Tivera algum tempo para rememorar Clareliz. Também Inezita e Júlio lhe vieram à superfície da mente. Foram ambos atingidos. Júlio optou por se internar em outro serviço, pois tinha convênio e achou por bem deixar a vaga à alguém que mais necessitasse

Inezita não tivera opção e fora internada nessa mesma UTI, e como Clareliz, fora vencida pela peste. Seria ele o terceiro guerreiro a ser engolido pela UTI dessa instituição...não era uma pergunta.

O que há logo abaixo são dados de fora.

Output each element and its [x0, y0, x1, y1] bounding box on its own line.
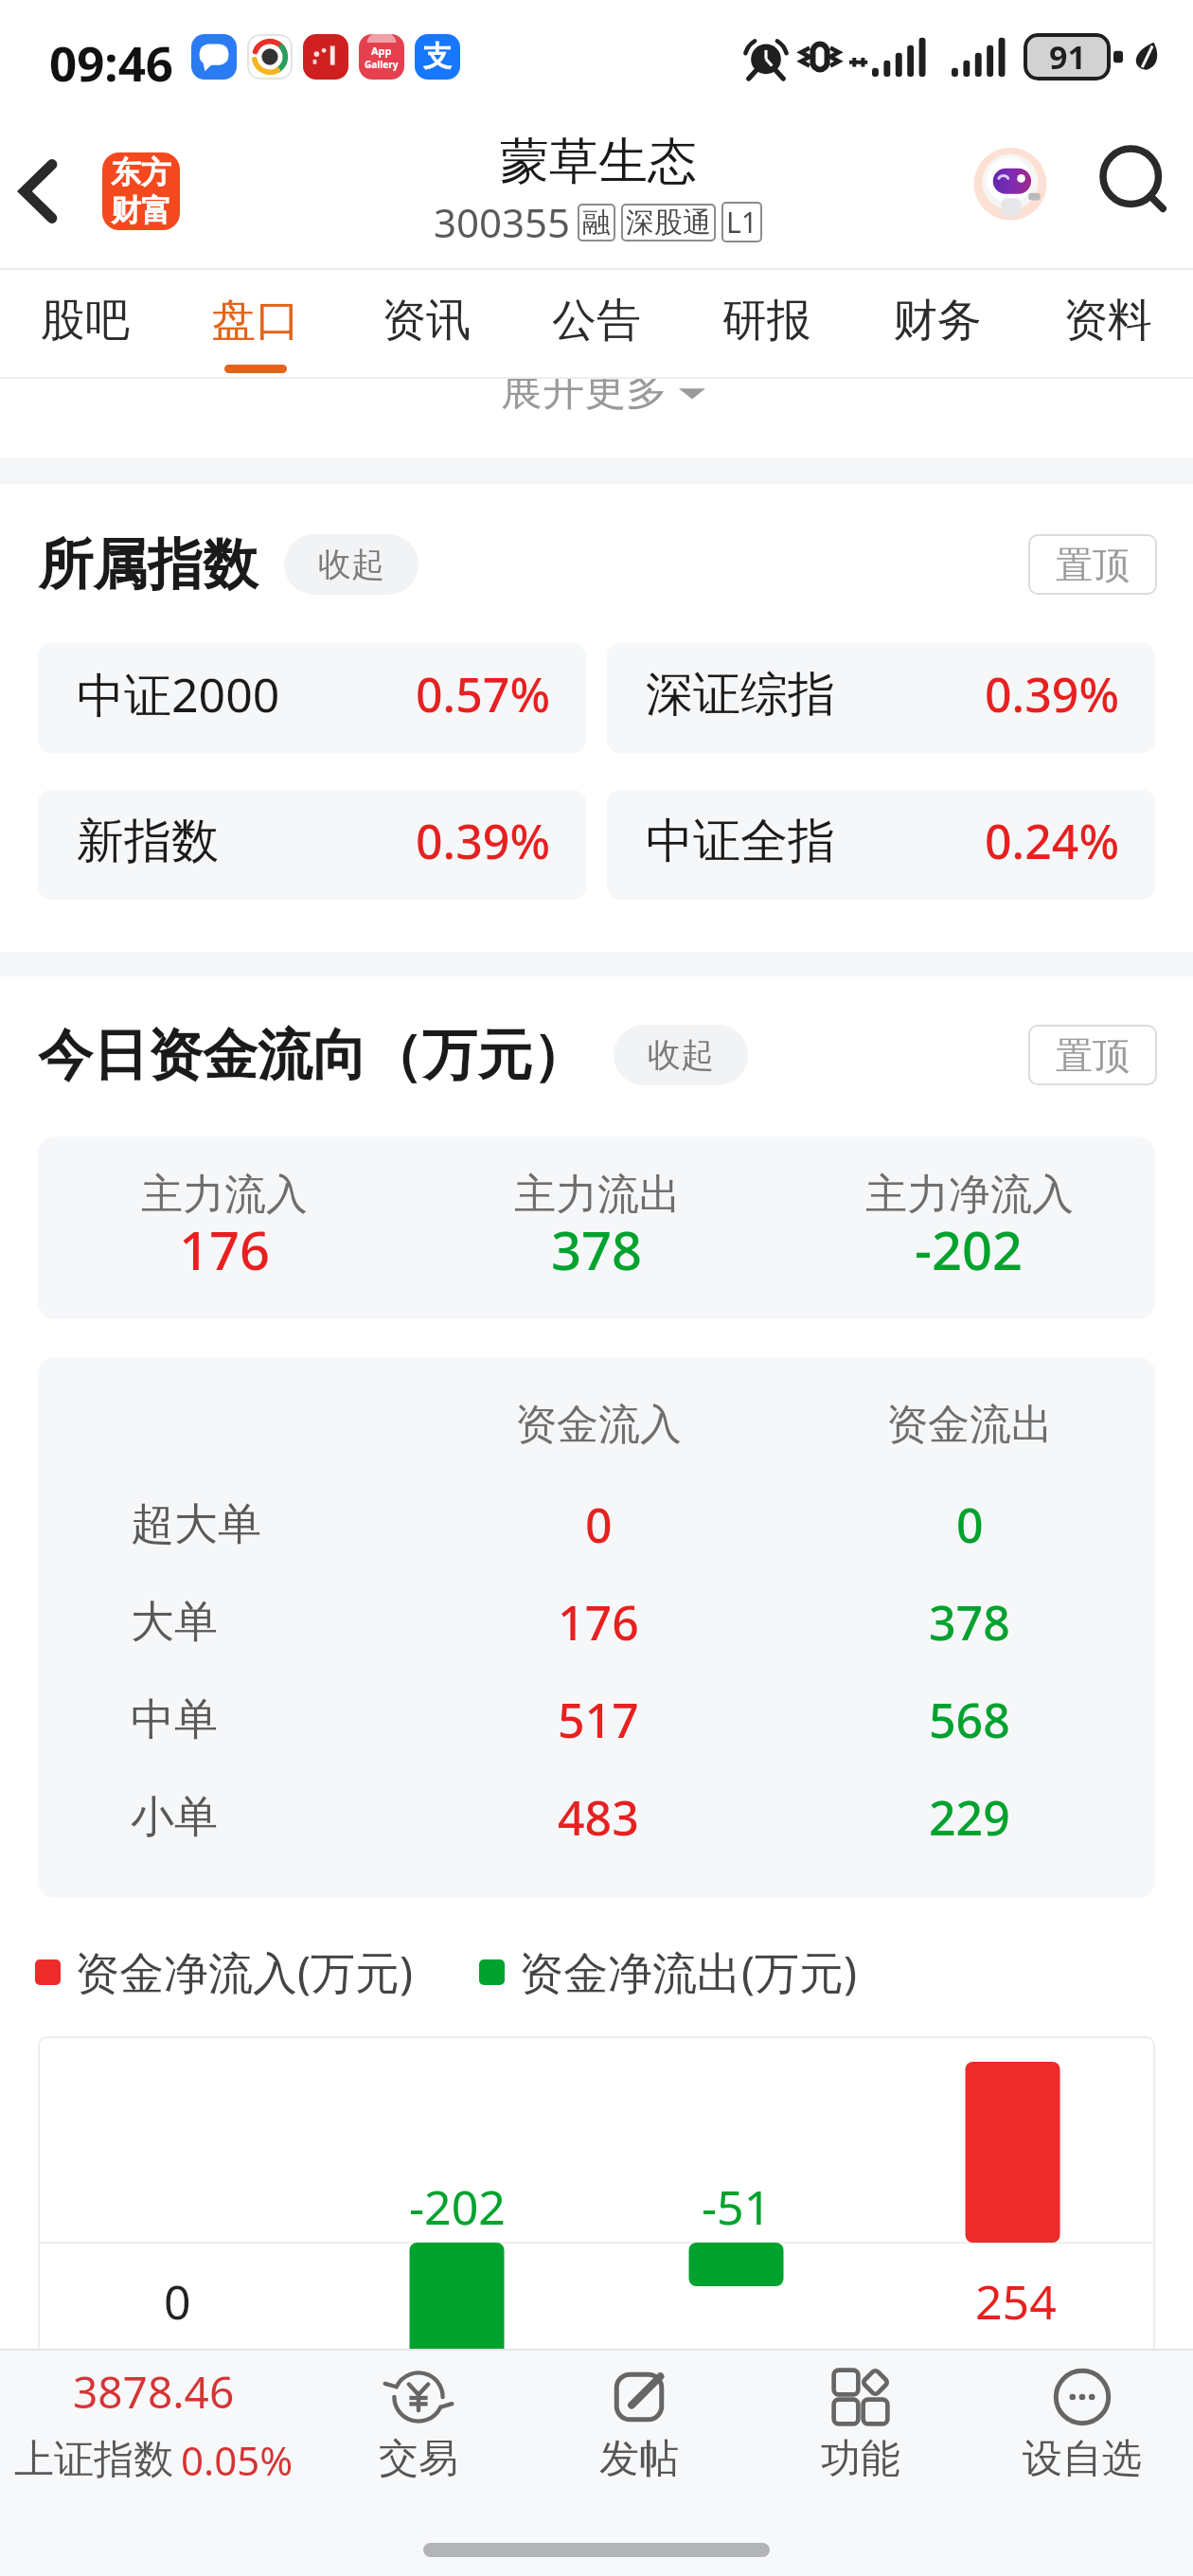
staticText: 所属指数 [38, 530, 258, 599]
staticText: 176 [179, 1213, 271, 1285]
staticText: 蒙草生态 [500, 131, 697, 193]
staticText: 资金流出 [886, 1399, 1053, 1451]
staticText: 交易 [379, 2434, 458, 2484]
staticText: 229 [929, 1785, 1010, 1850]
staticText: 财务 [893, 293, 982, 349]
staticText: 东方 [111, 153, 171, 191]
button[interactable]: 中证2000 [38, 643, 586, 753]
staticText: 378 [551, 1213, 643, 1285]
button[interactable]: 置顶 [1028, 1025, 1157, 1085]
staticText: 3878.46 [73, 2362, 235, 2422]
staticText: 资讯 [382, 293, 471, 349]
staticText: 深股通 [626, 205, 711, 241]
staticText: 中证2000 [77, 662, 280, 726]
staticText: 置顶 [1056, 1032, 1130, 1079]
button[interactable]: 盘口 [170, 270, 341, 377]
button[interactable]: Back [5, 155, 77, 227]
staticText: 功能 [821, 2434, 900, 2484]
staticText: 发帖 [599, 2434, 679, 2484]
button[interactable]: 3878.46 [0, 2351, 308, 2498]
staticText: 今日资金流向（万元） [38, 1021, 587, 1090]
staticText: -202 [409, 2174, 506, 2239]
staticText: 0.39% [985, 662, 1119, 726]
staticText: 收起 [648, 1034, 714, 1076]
button[interactable]: 功能 [750, 2351, 971, 2498]
staticText: App [371, 44, 392, 58]
button[interactable]: 设自选 [971, 2351, 1193, 2498]
staticText: -202 [915, 1213, 1024, 1285]
staticText: 深证综指 [646, 665, 835, 724]
staticText: 378 [929, 1590, 1010, 1655]
staticText: 254 [975, 2269, 1057, 2334]
staticText: -51 [702, 2174, 772, 2239]
button[interactable]: 收起 [284, 534, 418, 595]
button[interactable]: 发帖 [528, 2351, 750, 2498]
button[interactable]: 财务 [852, 270, 1023, 377]
staticText: 0.39% [416, 809, 550, 873]
staticText: 支 [423, 39, 452, 75]
staticText: 股吧 [41, 293, 130, 349]
staticText: 483 [558, 1785, 639, 1850]
staticText: 设自选 [1023, 2434, 1142, 2484]
button[interactable]: 资料 [1023, 270, 1193, 377]
staticText: 新指数 [77, 812, 219, 871]
staticText: 置顶 [1056, 542, 1130, 588]
staticText: 0 [585, 1493, 613, 1557]
staticText: 0.57% [416, 662, 550, 726]
staticText: 0 [956, 1493, 984, 1557]
staticText: 盘口 [211, 293, 300, 349]
staticText: 超大单 [131, 1497, 261, 1552]
staticText: 资金净流入(万元) [75, 1941, 414, 2002]
staticText: 主力流入 [141, 1169, 308, 1221]
staticText: 09:46 [49, 29, 174, 95]
staticText: 资金净流出(万元) [519, 1941, 858, 2002]
button[interactable]: 研报 [682, 270, 852, 377]
staticText: 517 [558, 1688, 639, 1752]
staticText: 300355 [434, 195, 571, 249]
staticText: 上证指数 [14, 2435, 173, 2485]
button[interactable]: Search [1097, 143, 1173, 219]
staticText: 大单 [131, 1595, 218, 1650]
staticText: 资金流入 [515, 1399, 682, 1451]
staticText: 568 [929, 1688, 1010, 1752]
staticText: 收起 [318, 544, 384, 585]
staticText: 0.24% [985, 809, 1119, 873]
staticText: 财富 [111, 191, 171, 229]
button[interactable]: AI assistant [965, 142, 1056, 233]
button[interactable]: 公告 [511, 270, 682, 377]
staticText: 小单 [131, 1790, 218, 1845]
staticText: 融 [582, 205, 611, 241]
button[interactable]: 置顶 [1028, 534, 1157, 595]
staticText: 主力流出 [514, 1169, 681, 1221]
button[interactable]: 东方 [102, 152, 180, 230]
staticText: 91 [1049, 35, 1086, 79]
button[interactable]: 深证综指 [607, 643, 1155, 753]
staticText: 中证全指 [646, 812, 835, 871]
staticText: 研报 [722, 293, 811, 349]
button[interactable]: 股吧 [0, 270, 170, 377]
button[interactable]: 展开更多 [501, 365, 705, 417]
staticText: 展开更多 [501, 365, 668, 417]
staticText: 资料 [1063, 293, 1152, 349]
staticText: 主力净流入 [865, 1169, 1074, 1221]
button[interactable]: 中证全指 [607, 790, 1155, 900]
staticText: 176 [558, 1590, 639, 1655]
button[interactable]: 收起 [614, 1025, 748, 1085]
staticText: Gallery [365, 58, 399, 71]
staticText: L1 [726, 203, 757, 242]
staticText: 中单 [131, 1692, 218, 1747]
button[interactable]: 交易 [308, 2351, 528, 2498]
staticText: 0.05% [181, 2433, 294, 2487]
staticText: 0 [164, 2269, 191, 2334]
button[interactable]: 新指数 [38, 790, 586, 900]
button[interactable]: 资讯 [341, 270, 511, 377]
staticText: 公告 [552, 293, 641, 349]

Lá fora, torcidas contra e à favor de seu restabelecimento...

Que mundo é esse?

Com que tipo de ser humano trabalhamos?

Júlio retornara depois de 30 dias de torcidas , orações e incertezas em uma UTI...e fora aplaudido por seus companheiros.

Wellington também fora aplaudido por seus companheiros na saída do hospital .Mas não pôde agradecer...estava dentro de um caixão.